Aaron dice che sono tutti un po’ veri, ma modificati ai fini della storia. Non di proposito, è che mentre si sviluppavano cambiavano il significato della storia e ne venivano cambiati a loro volta, proprio come il racconto modifica il senso dell’intenzione originaria dello scrittore man mano che quest’ultimo comincia a capire di cosa sta scrivendo.

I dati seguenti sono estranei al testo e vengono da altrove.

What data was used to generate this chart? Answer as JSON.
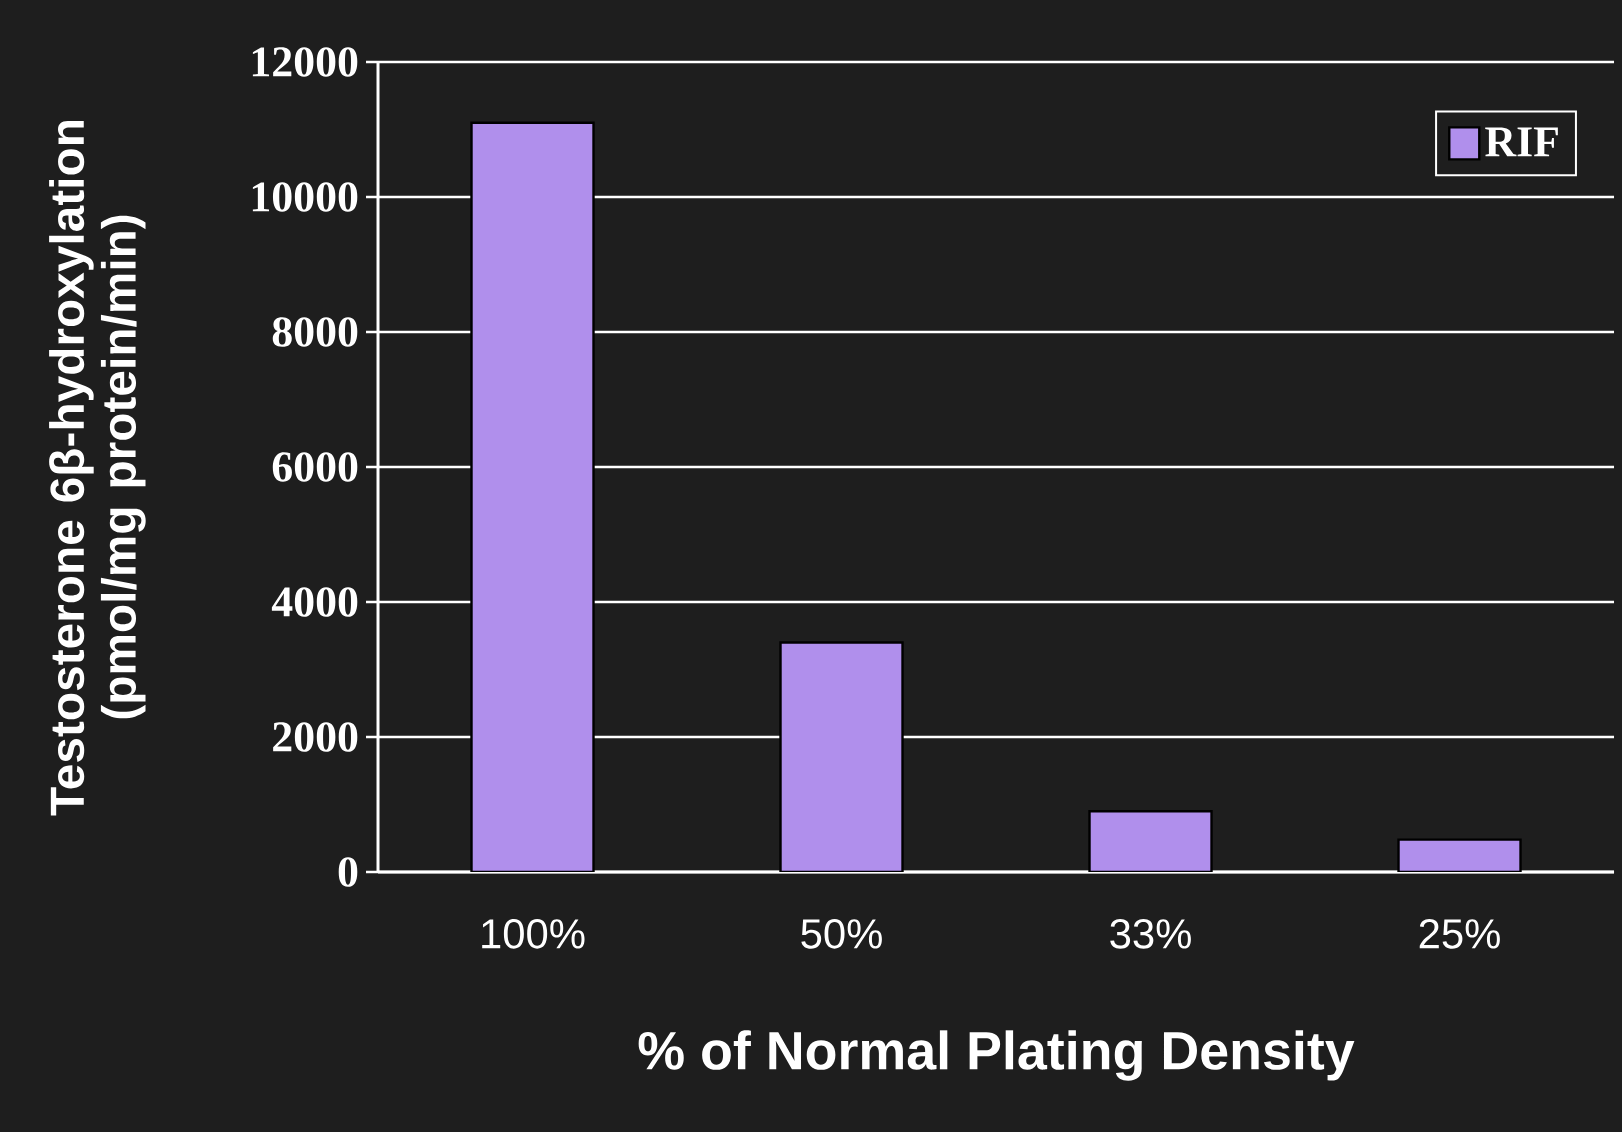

È come se I capelli di Harold Roux fosse un continuo elogio alla narrazione, tanto da trovare anche pagine dedicate all’importanza di raccontare storie ai bambini, di come per i più piccini, però, sia difficile ascoltare una storia senza vederla correre su binari ben delineati, di come veder deragliare un racconto in un finale diverso da quello conosciuto sia alquanto pazzesco e fuori dagli schemi. Per Thomas Williams, quindi, ogni situazione diventa un escamotage per dire la propria sull’importanza delle parole e, nascondendosi fra i dialoghi dei personaggi, anche della società americana. Fra le varie vicende narrate, infatti, si scovano forti critiche al mondo dell’università, al suo sistema bislacco che negli anni Settanta dava molto a pensare, ma soprattutto non mancano forti giudizi contro il cattolicesimo e la religione, strade che paiono spesso negare il libero pensiero.
È stato facile, per molti, paragonare I capelli di Harold Roux di Thomas Williams a un altro libro portato in Italia ancora da Fazi Editore dopo tanti anni dalla sua prima stesura: Stoner, l’opera più famosa di John Edward Williams datata 1965. I due romanzi, infatti, hanno certamente molto in comune, tantissime somiglianze che vanno ben al di là dell’omonimo cognome dell'autore, Williams, e del decennio storico che li avvicina. A unire le due opere sono soprattutto i protagonisti (Aaron Benham nel primo e William Stoner nel secondo), due personaggi che vivono la propria vita in onore della letteratura e con il vivido desiderio di elogiarla nel migliore dei modi e in ogni respiro della propria esistenza. Se lo stile fluido e coinvolgente di Thomas Williams è molto affine a quello di John Edward Williams, la struttura del suo romanzo, però, è decisamente differente con un coinvolgimento tutto particolare che non si basa più sulla vita di uno ma di tanti personaggi che cercano di raccontare la scrittura saltellando continuamente fra realtà inventata e fantasia.
A lettura terminata rimane un solo grande dilemma: quanto è capace di donare uno scrittore alla propria opera? Quanti pezzi di sé sono destinati a finire fra le pagine senza che nemmeno se ne renda conto? Possono davvero i personaggi di un romanzo rubare frammenti di anima al proprio creatore? Sono domande alle quali, fortunatamente, non possiamo trovare risposta: sono solo riflessioni che continueranno a rendere la scrittura e la stesura di un libro un mondo assurdamente affascinante.
I capeli di Harold Roux, Thomas Williams, Fazi Editore, 2015.